Supermassive Black-Holes in Formation and their Role in Galaxy Evolution

Our Universe contains billions of galaxies like our own Milky Way, each harbouring a supermassive black-hole at its centre. The biggest galaxies today weigh more than a trillion times the mass of our Sun with supermassive black-holes weighing the equivalent of a billion Suns. But how did these galaxies and black-holes get so big? The Universe is almost 14 billion years old but the major growth spurt of galaxies took place more than ten billion years ago. Theory predicts that this epoch in our Universe's history was characterized by violent collisions of small galaxies. These collisions compressed the gas in galaxies to form stars, the new stars provided fuel for the supermassive black-holes to feed on and the massive galaxies of today were assembled with enormous black-holes at their centres.

Despite this well-accepted picture of galaxy formation we still have not observed many of these processes happening, particularly during the very active period of growth in our Universe's history more than 10 billion years ago. We want to catch the most massive galaxies and supermassive black-holes as they are growing but these systems are very rare; looking for them is comparable to looking for a needle in a haystack! Not only do we need sophisticated telescopes that can scan the entire sky searching for these monster galaxies, they also need to be sensitive enough to detect light that has traveled billions of years from when the galaxies were first forming, to reach us today. This has only recently become possible and new digital cameras have been mounted on some of the largest telescopes in the world to provide sensitive images covering most of the sky. I am working on data from several of these new digital imaging surveys.
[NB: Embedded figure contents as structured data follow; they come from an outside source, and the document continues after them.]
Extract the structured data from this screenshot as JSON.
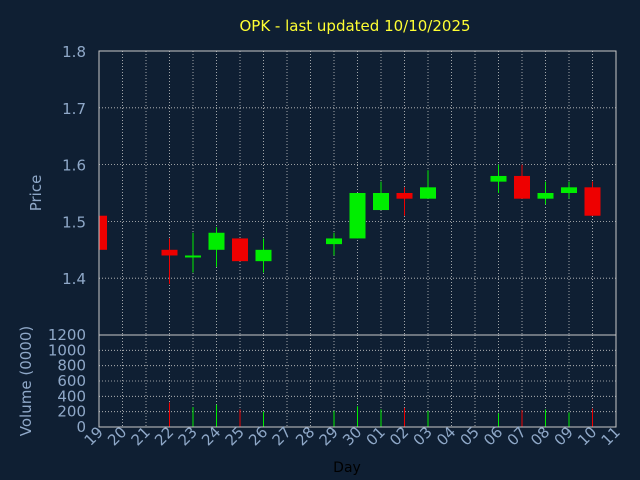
{
  "title": "OPK - last updated 10/10/2025",
  "colors": {
    "background": "#0f1f33",
    "title": "#ffff33",
    "axis_text": "#8fa8c8",
    "xlabel": "#000000",
    "grid": "#c8c8c8",
    "up": "#00ee00",
    "down": "#ee0000"
  },
  "chart_data": [
    {
      "type": "candlestick",
      "ylabel": "Price",
      "ylim": [
        1.3,
        1.8
      ],
      "yticks": [
        "1.4",
        "1.5",
        "1.6",
        "1.7",
        "1.8"
      ],
      "grid": true,
      "categories": [
        "19",
        "20",
        "21",
        "22",
        "23",
        "24",
        "25",
        "26",
        "27",
        "28",
        "29",
        "30",
        "01",
        "02",
        "03",
        "04",
        "05",
        "06",
        "07",
        "08",
        "09",
        "10",
        "11"
      ],
      "candles": [
        {
          "day": "19",
          "open": 1.51,
          "high": 1.51,
          "low": 1.45,
          "close": 1.45
        },
        {
          "day": "22",
          "open": 1.45,
          "high": 1.47,
          "low": 1.39,
          "close": 1.44
        },
        {
          "day": "23",
          "open": 1.44,
          "high": 1.48,
          "low": 1.41,
          "close": 1.44
        },
        {
          "day": "24",
          "open": 1.45,
          "high": 1.49,
          "low": 1.42,
          "close": 1.48
        },
        {
          "day": "25",
          "open": 1.47,
          "high": 1.47,
          "low": 1.43,
          "close": 1.43
        },
        {
          "day": "26",
          "open": 1.43,
          "high": 1.47,
          "low": 1.41,
          "close": 1.45
        },
        {
          "day": "29",
          "open": 1.46,
          "high": 1.48,
          "low": 1.44,
          "close": 1.47
        },
        {
          "day": "30",
          "open": 1.47,
          "high": 1.55,
          "low": 1.47,
          "close": 1.55
        },
        {
          "day": "01",
          "open": 1.52,
          "high": 1.57,
          "low": 1.52,
          "close": 1.55
        },
        {
          "day": "02",
          "open": 1.55,
          "high": 1.56,
          "low": 1.51,
          "close": 1.54
        },
        {
          "day": "03",
          "open": 1.54,
          "high": 1.59,
          "low": 1.54,
          "close": 1.56
        },
        {
          "day": "06",
          "open": 1.57,
          "high": 1.6,
          "low": 1.55,
          "close": 1.58
        },
        {
          "day": "07",
          "open": 1.58,
          "high": 1.6,
          "low": 1.54,
          "close": 1.54
        },
        {
          "day": "08",
          "open": 1.54,
          "high": 1.57,
          "low": 1.53,
          "close": 1.55
        },
        {
          "day": "09",
          "open": 1.55,
          "high": 1.57,
          "low": 1.54,
          "close": 1.56
        },
        {
          "day": "10",
          "open": 1.56,
          "high": 1.57,
          "low": 1.51,
          "close": 1.51
        }
      ]
    },
    {
      "type": "bar",
      "ylabel": "Volume (0000)",
      "xlabel": "Day",
      "ylim": [
        0,
        1200
      ],
      "yticks": [
        "0",
        "200",
        "400",
        "600",
        "800",
        "1000",
        "1200"
      ],
      "grid": true,
      "volumes": [
        {
          "day": "22",
          "value": 320,
          "dir": "down"
        },
        {
          "day": "23",
          "value": 260,
          "dir": "up"
        },
        {
          "day": "24",
          "value": 290,
          "dir": "up"
        },
        {
          "day": "25",
          "value": 230,
          "dir": "down"
        },
        {
          "day": "26",
          "value": 200,
          "dir": "up"
        },
        {
          "day": "29",
          "value": 210,
          "dir": "up"
        },
        {
          "day": "30",
          "value": 270,
          "dir": "up"
        },
        {
          "day": "01",
          "value": 230,
          "dir": "up"
        },
        {
          "day": "02",
          "value": 250,
          "dir": "down"
        },
        {
          "day": "03",
          "value": 210,
          "dir": "up"
        },
        {
          "day": "06",
          "value": 180,
          "dir": "up"
        },
        {
          "day": "07",
          "value": 220,
          "dir": "down"
        },
        {
          "day": "08",
          "value": 230,
          "dir": "up"
        },
        {
          "day": "09",
          "value": 190,
          "dir": "up"
        },
        {
          "day": "10",
          "value": 240,
          "dir": "down"
        }
      ]
    }
  ]
}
My research involves scanning the digital images to locate the most enormous galaxies in our Universe as they are undergoing a major growth spurt. I have already identified the first of these ultra-massive growing galaxies in the distant Universe. Through high-resolution imaging of these newly discovered galaxies, we will be able to observe the various physical processes going on within them and how the supermassive black-hole is affecting these processes.

Within our new digital images of the sky lurk even rarer systems such as the first galaxies and supermassive black-holes in our Universe dating back to when the Universe was only 500 million years old. We are now able to watch these galaxies as they begin to feed their supermassive black-hole for the first time on their journey to growing to the monster black-holes of today. Observing this first feeding phase is critical for building up an understanding of how supermassive black-holes grow.

Most digital imaging surveys detect starlight from galaxies in the visible portion of the electromagnetic spectrum. However, dust in galaxies can absorb visible light, which is then re-radiated at the longer infrared wavelengths. Infrared data therefore allows the most unbiased view of star formation in galaxies. Utilising new surveys that trace light at infrared wavelengths, my research will measure the number of stars being formed in distant galaxies with actively feeding supermassive black holes. The aim is to determine if the supermassive black-hole directly impacts the rate at which a galaxy is forming stars, therefore controlling how massive its host galaxy will eventually become.

Taken together my research aims to build up a coherent observational picture of the formation of massive galaxies and supermassive black-holes by directly observing them as they are being assembled in the early Universe. This will be done by bringing together new data from some of the largest astronomical surveys across the electromagnetic spectrum, that are currently underway.